Quando l’estraneo è familiare: “Stranieri Ovunque” alla Biennale di Venezia

Stranieri Ovunque – Foreigners Everywhere è l’evocativo titolo della sessantesima edizione della Biennale d’Arte 2024, a cura di Adriano Pedrosa, visitabile tra i Giardini e l’Arsenale fino al 24 novembre 2024. “L’espressione Stranieri Ovunque ha più di un significato. Innanzitutto, vuole intendere che ovunque si vada e ovunque ci si trovi si incontreranno sempre degli stranieri: sono/siamo dappertutto. In secondo luogo, che a prescindere dalla propria ubicazione, nel profondo si è sempre veramente stranieri”, spiega Pedrosa.

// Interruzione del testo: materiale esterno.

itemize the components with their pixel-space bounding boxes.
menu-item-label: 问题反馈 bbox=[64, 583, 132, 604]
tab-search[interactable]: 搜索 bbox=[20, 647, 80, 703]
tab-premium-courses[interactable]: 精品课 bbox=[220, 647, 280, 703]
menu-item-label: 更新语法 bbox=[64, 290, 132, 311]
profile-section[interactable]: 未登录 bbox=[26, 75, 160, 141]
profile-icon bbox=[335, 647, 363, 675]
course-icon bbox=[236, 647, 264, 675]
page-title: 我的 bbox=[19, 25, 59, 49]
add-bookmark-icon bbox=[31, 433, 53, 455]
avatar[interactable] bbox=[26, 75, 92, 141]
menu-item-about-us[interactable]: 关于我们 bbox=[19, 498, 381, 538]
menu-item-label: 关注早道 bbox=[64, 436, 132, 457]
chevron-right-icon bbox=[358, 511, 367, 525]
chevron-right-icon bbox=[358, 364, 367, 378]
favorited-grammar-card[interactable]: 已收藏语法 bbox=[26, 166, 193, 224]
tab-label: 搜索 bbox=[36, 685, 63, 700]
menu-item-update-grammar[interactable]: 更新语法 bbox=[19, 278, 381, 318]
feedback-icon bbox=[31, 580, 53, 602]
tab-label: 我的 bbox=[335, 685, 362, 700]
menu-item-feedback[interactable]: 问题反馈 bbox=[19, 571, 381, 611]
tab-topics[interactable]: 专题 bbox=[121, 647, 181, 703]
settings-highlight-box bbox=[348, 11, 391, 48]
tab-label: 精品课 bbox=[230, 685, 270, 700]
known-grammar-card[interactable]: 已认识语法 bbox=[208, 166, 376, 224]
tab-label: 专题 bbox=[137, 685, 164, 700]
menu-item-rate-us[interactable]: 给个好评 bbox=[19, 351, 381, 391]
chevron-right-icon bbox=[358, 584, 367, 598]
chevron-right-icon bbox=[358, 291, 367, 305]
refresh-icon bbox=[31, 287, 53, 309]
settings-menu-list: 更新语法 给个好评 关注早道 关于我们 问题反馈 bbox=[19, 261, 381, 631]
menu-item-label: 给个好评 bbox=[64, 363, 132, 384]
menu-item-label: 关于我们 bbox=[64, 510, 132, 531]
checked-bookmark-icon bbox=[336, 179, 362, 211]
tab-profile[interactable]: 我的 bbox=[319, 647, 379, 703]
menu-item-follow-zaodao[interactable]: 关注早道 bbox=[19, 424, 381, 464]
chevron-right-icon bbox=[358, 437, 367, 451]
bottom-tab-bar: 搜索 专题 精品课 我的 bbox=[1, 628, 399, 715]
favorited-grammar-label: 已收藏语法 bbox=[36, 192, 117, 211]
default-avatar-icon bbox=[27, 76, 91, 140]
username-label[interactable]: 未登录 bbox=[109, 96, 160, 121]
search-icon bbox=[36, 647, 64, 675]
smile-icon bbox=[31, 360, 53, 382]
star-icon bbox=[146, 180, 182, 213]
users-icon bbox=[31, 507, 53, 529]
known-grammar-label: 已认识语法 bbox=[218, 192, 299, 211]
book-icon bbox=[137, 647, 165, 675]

Non è un caso che nella maggior parte delle lingue la parola “straniero” sia associato al concetto di estraneo, mentre in portoghese “o estranho”, indichi la stranezza che nell’intimo è familiare. Un’ottima descrizione del mondo odierno, “pieno di crisi multiformi che esprimono differenze e disparità condizionate dall’identità, dalla cittadinanza, dalla razza, dal genere, dalla sessualità, dalla libertà e dalla ricchezza”.

Arsenale

Stranieri Ovunque non è solo il titolo della Biennale, ma è anche il nome delle colorate sculture al neon del collettivo Claire Fontaine – nato a Parigi e con sede a Palermo – esposte in Arsenale alle Gaggiandre. Le installazioni riportano in più di cinquanta lingue, tra cui alcune indigene estinte, le parole “stranieri ovunque”, evocando un senso di straniamento in una società altamente globalizzata: ciascuno di noi può essere straniero verso qualcuno o qualcosa nella propria vita. La Mostra è divisa tra il Padiglione Centrale ai Giardini e l’Arsenale in due nuclei distinti: Nucleo Contemporaneo e Nucleo Storico. Il primo si concentra su soggetti connessi come l’artista queer, che si muove all’interno di diverse sessualità e generi; l’artista outsider, che si trova ai margini del mondo dell’arte tipico dell’autodidatta; il cosiddetto artista folk o popular; l’artista indigeno, spesso trattato come uno straniero nella propria terra.

Il Nucleo Storico invece è composto da opere del XX secolo provenienti dall’America Latina, dall’Africa, dall’Asia e dal mondo arabo e prevede tre sale nel Padiglione Centrale: la sala intitolata Ritratti (con opere di 112 artisti), la sala sulle Astrazioni (presenti 37 artisti) e una terza sala dedicata alla diaspora artistica italiana nel mondo lungo il corso del XX secolo (quaranta autori collocati negli espositori a cavalletto in vetro e cemento di Lina Bo Bardi, vincitrice del Leone d’Oro speciale alla memoria della Biennale Architettura 2021).

Padiglione Centrale ai Giardini

La prima opera notevole del Padiglione Centrale ai Giardini è il maestoso murale dipinto da MAHKU (Movimento dos Artistas Huni Kuin): il collettivo artistico indigeno proveniente dall’Amazzonia narra – attraverso settecentocinquanta metri quadri di visioni sacre mediate dall’ayahuasca – il mito di “kapewë pukeni” (l’alligatore che si offrì di traghettare gli uomini attraverso lo stretto di Bering e da cui venne tradito), una storia sulla separazione intercontinentale tra popoli e sul rafforzamento del legame tra stranieri. La riprova di come l’arte funga da mezzo di connessione e resistenza.